Vous êtes plus que capables de comprendre ce qu’est le féminisme et de l’appliquer dans vos vies sans que ce soit un fardeau ou un facteur culpabilisant. Être féministe c’est croire en l’égalité des chances de chacun pour être son meilleur soi, c’est savoir respecter les limites d’autrui à chaque moment et dans chaque situation. Être féministe ce sont tous les gestes et les mots qui autorisent les femmes – et vous-même – à se sentir libres dans sa vie.
Dans ce cas, je vous invite à être féministe, tous en même temps, conjointement avec les femmes qui vous agacent peut-être avec ça, je vous invite à les écouter attentivement quand elles vous parlent de ce qui les accablent, quand elles expriment du désarroi sur la violence que ce monde abat sur les femmes, quand elles vous disent non et quand elles vous disent oui, je vous invite à ne pas vous braquer, à ouvrir vos esprits et à accepter le changement, car il est absolument certain qu’il vous bénéficiera aussi.
Essayez de ne plus avoir peur de ce mot. FÉMINISME.
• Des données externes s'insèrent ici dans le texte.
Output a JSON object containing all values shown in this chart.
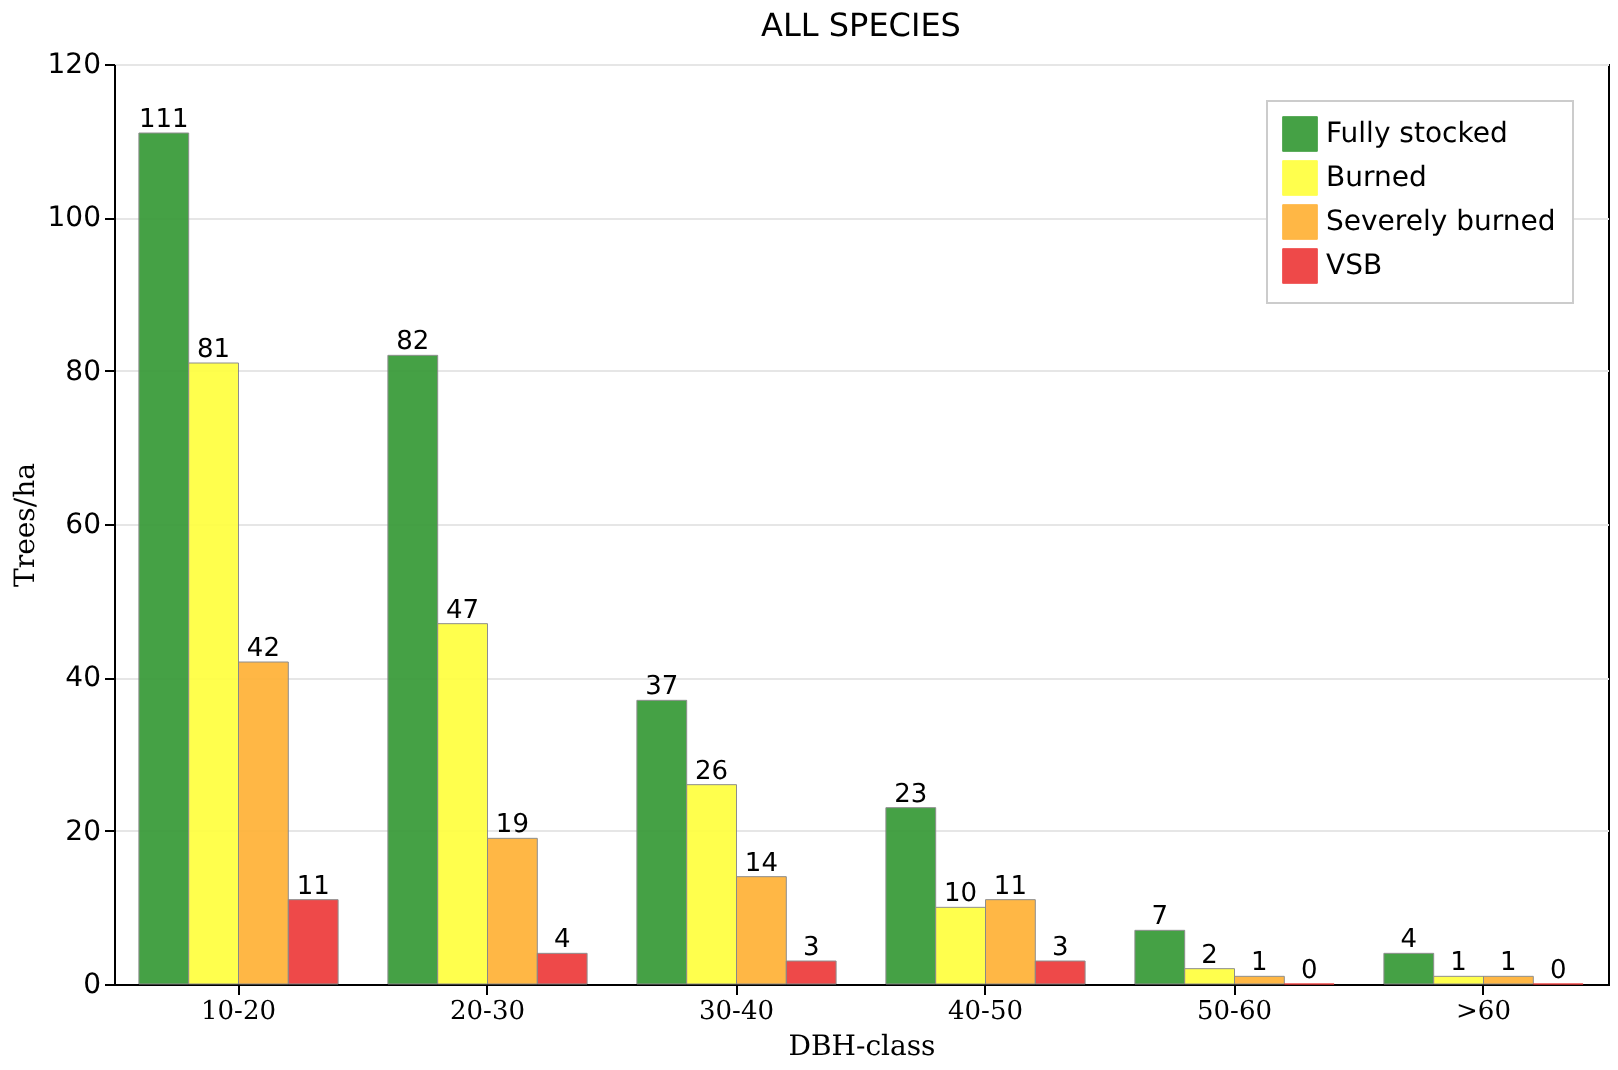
{
  "chart_data": {
    "type": "bar",
    "title": "ALL SPECIES",
    "xlabel": "DBH-class",
    "ylabel": "Trees/ha",
    "categories": [
      "10-20",
      "20-30",
      "30-40",
      "40-50",
      "50-60",
      ">60"
    ],
    "series": [
      {
        "name": "Fully stocked",
        "color": "#3c9c3c",
        "values": [
          111,
          82,
          37,
          23,
          7,
          4
        ]
      },
      {
        "name": "Burned",
        "color": "#ffff44",
        "values": [
          81,
          47,
          26,
          10,
          2,
          1
        ]
      },
      {
        "name": "Severely burned",
        "color": "#ffb43c",
        "values": [
          42,
          19,
          14,
          11,
          1,
          1
        ]
      },
      {
        "name": "VSB",
        "color": "#ee4040",
        "values": [
          11,
          4,
          3,
          3,
          0,
          0
        ]
      }
    ],
    "ylim": [
      0,
      120
    ],
    "yticks": [
      0,
      20,
      40,
      60,
      80,
      100,
      120
    ],
    "grid": "y",
    "legend": "top right",
    "data_labels": true
  }
}
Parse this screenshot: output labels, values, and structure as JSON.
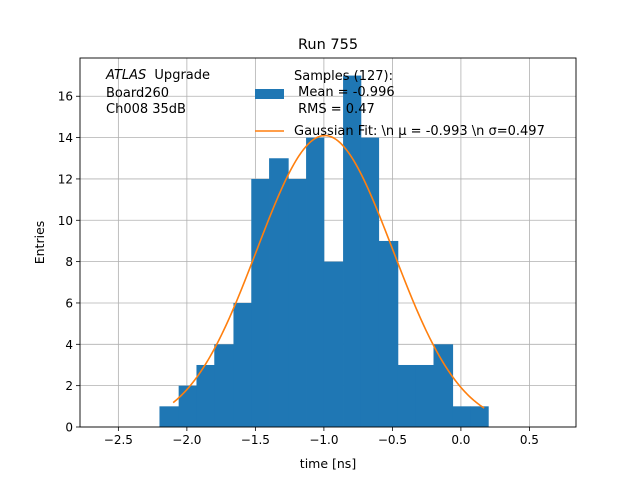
{
  "chart_data": {
    "type": "bar",
    "title": "Run 755",
    "xlabel": "time [ns]",
    "ylabel": "Entries",
    "xlim": [
      -2.78,
      0.84
    ],
    "ylim": [
      0,
      17.85
    ],
    "grid": true,
    "x_ticks": [
      -2.5,
      -2.0,
      -1.5,
      -1.0,
      -0.5,
      0.0,
      0.5
    ],
    "x_tick_labels": [
      "−2.5",
      "−2.0",
      "−1.5",
      "−1.0",
      "−0.5",
      "0.0",
      "0.5"
    ],
    "y_ticks": [
      0,
      2,
      4,
      6,
      8,
      10,
      12,
      14,
      16
    ],
    "y_tick_labels": [
      "0",
      "2",
      "4",
      "6",
      "8",
      "10",
      "12",
      "14",
      "16"
    ],
    "histogram": {
      "bin_edges": [
        -2.2,
        -2.06,
        -1.93,
        -1.8,
        -1.66,
        -1.53,
        -1.4,
        -1.26,
        -1.13,
        -1.0,
        -0.86,
        -0.73,
        -0.6,
        -0.46,
        -0.33,
        -0.2,
        -0.06,
        0.07,
        0.2,
        0.34
      ],
      "counts": [
        1,
        2,
        3,
        4,
        6,
        12,
        13,
        12,
        14,
        8,
        17,
        14,
        9,
        3,
        3,
        4,
        1,
        1,
        0
      ],
      "color": "#1f77b4"
    },
    "fit": {
      "mu": -0.993,
      "sigma": 0.497,
      "amplitude": 14.1,
      "x_range": [
        -2.1,
        0.17
      ],
      "color": "#ff7f0e"
    },
    "annotation_lines": [
      "ATLAS",
      "Upgrade",
      "Board260",
      "Ch008 35dB"
    ],
    "legend": {
      "placement": "top-right",
      "entries": [
        {
          "lines": [
            "Samples (127):",
            " Mean = -0.996",
            " RMS = 0.47"
          ],
          "kind": "patch",
          "color": "#1f77b4"
        },
        {
          "lines": [
            "Gaussian Fit: \\n μ = -0.993 \\n σ=0.497"
          ],
          "kind": "line",
          "color": "#ff7f0e"
        }
      ]
    }
  }
}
Oui, nous parlons des femmes, car ce mot prend sa racine dans la défense d’un groupe social, mais à aucun moment il n’en attaque un autre, aucune de ses ambitions ne tend à enlever quelque chose à qui que soit. FÉMINISME. Il faut vous habituer à le concevoir comme un allié de votre mieux-être, un compagnon dans la compréhension des souffrances de l’autre. FÉMINISME. Lisez-le, digérez-le, prenez le temps qu’il faudra, mais s’il vous plaît, acceptez-le.
Ce mouvement, ainsi que toutes les problématiques qu’il défend, n’est pas votre ennemi, il est votre allié pour une société plus juste, plus égalitaire et plus libre. Il est le berceau de l’émancipation et de la joie retrouvée dans les yeux de millions de femmes qui sortent de conditions de vie à peine supportables tous les jours sous l’emblème du poing levé.
Le féminisme n’est pas de la colère contre les hommes, c’est de l’espoir pour les femmes, et pour tous ceux qui en ont besoin. Il n’y a d’ailleurs pas qu’une forme de féminisme; chacun est libre de concevoir sa propre définition, tout ce qu’il faut c’est un zeste de bonne volonté, une pincée d’humilité, et une grosse dose d’amour pour l’ensemble de l’humanité.
Nous formons une grande team d’individus et nous avons besoin les uns des autres. Si la moitié de l’humanité se refuse à transformer nos conditions de vie ou à entendre avec bienveillance les constatations problématiques, tout cela prendra beaucoup beaucoup beaucoup de temps. Et le temps, c’est notre bien le plus précieux, il semble assez évident que la plupart d’entre nous préfèreraient le dépenser à chercher le bonheur plutôt que de se débattre constamment pour juste survivre. Si vous avez un tant soit peu d’amour pour votre prochain alors le féminisme devient une évidence.
Les féministes aiment les hommes comme elles aiment les femmes, et nous sommes plus que prêtes à vous accueillir dans la conversation, à vous écouter aussi dans vos questionnements, vos troubles et vos doutes. Nous sommes conscientes que les femmes ne sont pas les seules à subir, alors ceci est un appel à l’échange rempli de positif.
Si tu me lis et que tu es une femme, partage cette lettre aux hommes de ta vie; si tu me lis et que tu es un homme, la même chose s’applique. Nous devons être là-dedans ensemble, un point c’est tout.
Je vous aime, hommes, femmes et tous ceux qui ne se retrouvent pas dans tout ça non plus.